The recommendations of the Skegg Report (three-yearly screening) for a nationwide population-based cervical cancer screening programme should be implemented urgently. (p201)
Other health workers and nurses should be able to take smears and pilot studies made to evaluate how they are trained. Women would prefer a choice of site for screening – work based clinics, marae clinics, mobile clinics, well E women’s centres. This is especially true of low -paid women, Maori and Pacific Island women. “Many women would prefer a woman to take the cervical smear.” (p206-208)
The programme must be centrally organised so that it is coordinated and women can move from one region to another. Leadership from national level is important to success. There must be coordination of educational material and publicity. (p207-208)
Patient recall must be linked to all laboratories, possibly by a centralised records register. (p208) A common nomenclature should be developed for all labs; training for cytotechnologists should be developed, as should quality assurance programmes. (p218)
A central register based on a regionalised network is ideal. It must ensure privacy and confidentiality and be under the Department of Health. It could be computerised with efficient recall systems. (p208)
The method of recall must be culturally appropriate. Women must get their smear results. Where possible recall should be staffed by women. “as must the smear taking procedure itself.” ‘If the screening service is intimidating, embarrassing or extremely uncomfortable, many women will not take advantage of it.”~(p209
The Minister of Health should establish “a group representative of consumers and health professionals to evaluate procedures, advise on resource allocation and implement… a population-based cervical screening programme…” (p209) Maori women must be consulted. (p217)
Colposcopy services should be urgently expanded throughout New Zealand. (p218)
More pathologists will need to be trained to cope with the demand. (p218)

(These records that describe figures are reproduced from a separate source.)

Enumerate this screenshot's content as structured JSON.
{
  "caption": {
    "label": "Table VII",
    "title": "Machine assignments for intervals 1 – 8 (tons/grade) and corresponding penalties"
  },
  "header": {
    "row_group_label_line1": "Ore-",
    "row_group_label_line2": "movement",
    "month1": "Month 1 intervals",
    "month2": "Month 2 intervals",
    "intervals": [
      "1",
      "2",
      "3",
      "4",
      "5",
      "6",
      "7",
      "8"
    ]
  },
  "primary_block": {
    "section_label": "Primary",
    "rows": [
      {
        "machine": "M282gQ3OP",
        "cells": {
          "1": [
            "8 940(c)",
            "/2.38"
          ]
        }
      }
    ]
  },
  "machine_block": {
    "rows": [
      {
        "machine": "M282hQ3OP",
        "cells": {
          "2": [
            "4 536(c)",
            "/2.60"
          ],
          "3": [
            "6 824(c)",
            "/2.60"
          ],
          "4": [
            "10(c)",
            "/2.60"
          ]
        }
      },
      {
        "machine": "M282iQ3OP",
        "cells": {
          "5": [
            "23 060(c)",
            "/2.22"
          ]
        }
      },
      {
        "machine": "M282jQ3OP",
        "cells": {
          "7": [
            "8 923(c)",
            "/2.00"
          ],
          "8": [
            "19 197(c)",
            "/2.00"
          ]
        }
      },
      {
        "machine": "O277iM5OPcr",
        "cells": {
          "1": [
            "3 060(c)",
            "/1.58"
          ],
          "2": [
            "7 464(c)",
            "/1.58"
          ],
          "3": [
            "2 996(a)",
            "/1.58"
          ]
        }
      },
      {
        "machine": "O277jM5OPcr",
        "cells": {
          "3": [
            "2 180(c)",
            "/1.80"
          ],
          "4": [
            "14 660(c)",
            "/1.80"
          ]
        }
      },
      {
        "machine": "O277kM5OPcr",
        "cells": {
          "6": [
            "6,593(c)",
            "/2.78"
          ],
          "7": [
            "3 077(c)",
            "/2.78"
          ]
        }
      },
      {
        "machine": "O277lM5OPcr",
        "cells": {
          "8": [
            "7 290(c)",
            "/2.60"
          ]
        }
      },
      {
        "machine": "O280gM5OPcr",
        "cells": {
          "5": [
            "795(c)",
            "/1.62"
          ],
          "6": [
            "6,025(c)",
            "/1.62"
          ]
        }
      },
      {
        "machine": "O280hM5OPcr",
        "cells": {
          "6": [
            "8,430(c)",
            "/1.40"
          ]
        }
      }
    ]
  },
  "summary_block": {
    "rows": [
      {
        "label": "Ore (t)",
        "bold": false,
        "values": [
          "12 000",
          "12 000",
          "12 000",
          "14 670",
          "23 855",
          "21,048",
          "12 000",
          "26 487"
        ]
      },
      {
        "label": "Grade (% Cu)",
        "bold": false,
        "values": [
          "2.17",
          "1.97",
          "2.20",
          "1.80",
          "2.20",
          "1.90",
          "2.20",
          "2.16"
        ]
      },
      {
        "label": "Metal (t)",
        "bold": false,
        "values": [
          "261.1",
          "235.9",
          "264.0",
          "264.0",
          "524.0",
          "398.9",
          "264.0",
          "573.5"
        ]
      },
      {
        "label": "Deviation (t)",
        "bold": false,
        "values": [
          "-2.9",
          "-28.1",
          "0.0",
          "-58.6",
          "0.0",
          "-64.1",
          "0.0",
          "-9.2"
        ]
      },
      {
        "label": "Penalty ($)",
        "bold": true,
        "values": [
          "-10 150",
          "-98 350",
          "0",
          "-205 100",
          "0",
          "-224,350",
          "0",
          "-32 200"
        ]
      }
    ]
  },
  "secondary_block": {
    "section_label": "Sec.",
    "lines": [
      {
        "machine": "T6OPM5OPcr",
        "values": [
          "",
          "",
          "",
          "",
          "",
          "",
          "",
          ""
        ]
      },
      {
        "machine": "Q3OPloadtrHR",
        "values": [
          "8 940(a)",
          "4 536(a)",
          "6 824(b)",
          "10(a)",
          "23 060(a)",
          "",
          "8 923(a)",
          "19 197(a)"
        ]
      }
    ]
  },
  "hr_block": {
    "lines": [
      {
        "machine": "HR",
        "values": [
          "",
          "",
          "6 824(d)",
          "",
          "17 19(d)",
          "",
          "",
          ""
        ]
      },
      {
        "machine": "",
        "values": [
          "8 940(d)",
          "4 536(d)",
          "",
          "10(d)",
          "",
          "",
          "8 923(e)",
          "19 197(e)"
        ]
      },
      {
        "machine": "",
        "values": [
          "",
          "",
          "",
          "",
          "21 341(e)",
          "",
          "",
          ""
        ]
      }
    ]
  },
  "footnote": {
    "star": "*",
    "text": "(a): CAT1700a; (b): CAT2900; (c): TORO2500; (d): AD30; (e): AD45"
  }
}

THE STORY OF THE UNFORTUNATE EXPERIMENT
Shortly after the 1988 publication of the Cartwright Report, Sandra Coney published a book called The Unfortunate Experiment: The full story behind the inquiry into cervical cancer treatment, (Penguin Auckland, 1988). In chapter three, entitled ‘The Story’, Sandra Coney drew on evidence which had accumulated during and subsequent to the original research to explain how relationships within National Women’s Hospital had allowed the Experiment to occur and continue.
Coney provides a full account of the background to the failure of those with the power within the institution to exercise their responsibilities despite persistent attempts by concerned staff to draw attention to mounting clinical problems.
The most important implication of Coney’s account is that the Experiment was not solely the responsibility of Associate Professor Green. Despite opposition the research had been passed by the Hospital Management Committee. Knowledge about it was widespread throughout the senior clinical and management staff. Coney quotes extensively from documents which show that persistent attempts were made, particularly by Dr. McIndoe the colposcopist, and Dr. McLean the pathologist, to ensure that the risks to patients and the ongoing manipulation of research results were acknowledged and stopped.
Coney gives details of Mclean and McIndoe’s attempts to point out that Associate Professor Green’s research results were being falsified by the retrospective removal of those women who developed invasive cancer from the research results. This ensured that Professor Green’s assurances that patients were not being put at risk and his persistent claim that none had died was known to be false by the hierarchy of the hospital and Postgraduate School management.
This chapter gives details of the failure of the committee established within the hospital ( known as the ‘Whitewash’ Committee) to investigate this evidence to adequately fulfill its Terms of Reference.

“Chapter three: The Story
Writing ‘The Unfortunate Experiment’ took months of Phillida and me sitting down together at the computer whenever we were in the same city. It was a long story, some 13,000 words, condensing twenty years of events into a final eighteen pages of Metro. During the later cancer inquiry, our story would come under intense scrutiny and still hold up. There were very, very few errors in it. We learned a great deal more in the months after publication; it did not alter but only expanded the story as we had told it in Metro. In the following retelling, some of this material is included. This then is the story.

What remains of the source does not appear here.